Abstract
Extant research on climate strength has frequently invoked situational strength in passing. Given this, it is surprising that the fundamental prediction from the situational strength literature—namely, that strong situations attenuate personality–behaviour relationships—has thus far never been tested empirically using climate strength as an operationalization of situational strength. Consequently, in the present study, we tested this fundamental prediction by positing that organizational safety climate strength moderates the relationships between employee conscientiousness and two forms of employee safety behaviour, such that those relationships are attenuated in strong climates. Using a multilevel design consisting of 964 Korean employees nested within 17 manufacturing organizations, we found support for these cross-level interaction hypotheses. These findings legitimize the frequent invocation of situational strength by climate strength researchers, contribute to the theoretical foundation underlying climate strength, and yield important implications for future research and practice.
This work was supported by the Korea Occupational Safety and Health Agency.
Notes
1 We re-ran the analyses with the organization size and the number of respondents per organization as control variables. Because the substantive conclusions for focal predictor variables remained the same, we report the analyses without these control variables.
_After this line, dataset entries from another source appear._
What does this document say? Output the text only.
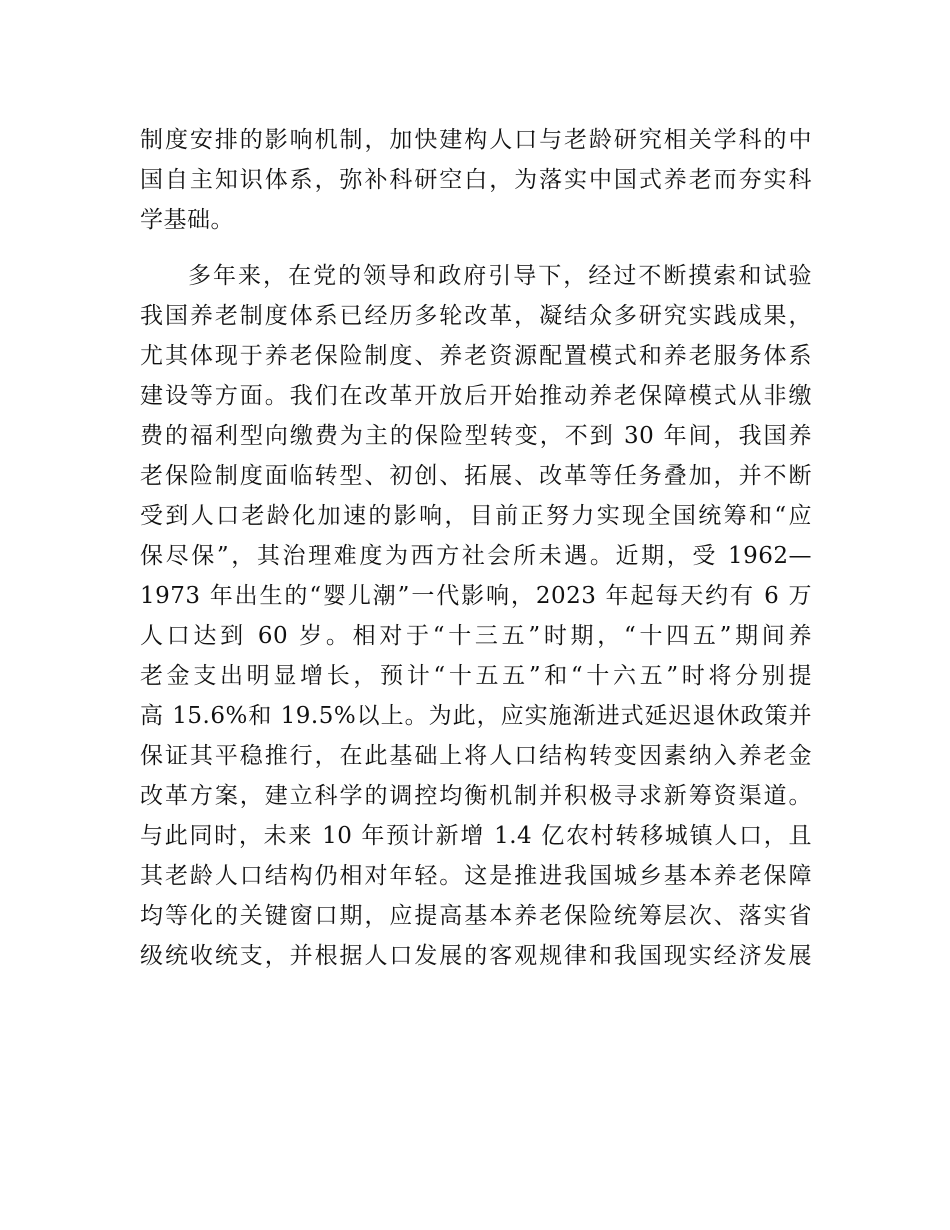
制度安排的影响机制，加快建构人口与老龄研究相关学科的中
国自主知识体系，弥补科研空白，为落实中国式养老而夯实科
学基础。
多年来，在党的领导和政府引导下，经过不断摸索和试验
我国养老制度体系已经历多轮改革，凝结众多研究实践成果，
尤其体现于养老保险制度、养老资源配置模式和养老服务体系
建设等方面。我们在改革开放后开始推动养老保障模式从非缴
费的福利型向缴费为主的保险型转变，不到 30 年间，我国养
老保险制度面临转型、初创、拓展、改革等任务叠加，并不断
受到人口老龄化加速的影响，目前正努力实现全国统筹和“应
保尽保”，其治理难度为西方社会所未遇。近期，受 1962—
1973 年出生的“婴儿潮”一代影响，2023 年起每天约有 6 万
人口达到 60 岁。相对于“十三五”时期，“十四五”期间养
老金支出明显增长，预计“十五五”和“十六五”时将分别提
高 15.6%和 19.5%以上。为此，应实施渐进式延迟退休政策并
保证其平稳推行，在此基础上将人口结构转变因素纳入养老金
改革方案，建立科学的调控均衡机制并积极寻求新筹资渠道。
与此同时，未来 10 年预计新增 1.4 亿农村转移城镇人口，且
其老龄人口结构仍相对年轻。这是推进我国城乡基本养老保障
均等化的关键窗口期，应提高基本养老保险统筹层次、落实省
级统收统支，并根据人口发展的客观规律和我国现实经济发展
2 We employed Mathieu et al.’s (Citation2012) method because it is the only one available for cross-level interaction effects in multilevel analyses at this time. However, the method has some limitations when applied to our models. First, whereas our models include two Level 1 predictors (conscientiousness and age) and two Level 2 predictors (organizational climate level and strength), the method is limited to models with one Level 1 predictor and one Level 2 predictor/moderator. Second, the method uses within-group centring and reintroduces the between-group variance in the Level 1 predictor as a Level 2 predictor. Thus, the interaction term in the model used in this method is an interaction between the Level 2 moderator and the within group variance of the Level 1 predictor; consequently, it is not perfectly comparable to the interaction term in our model.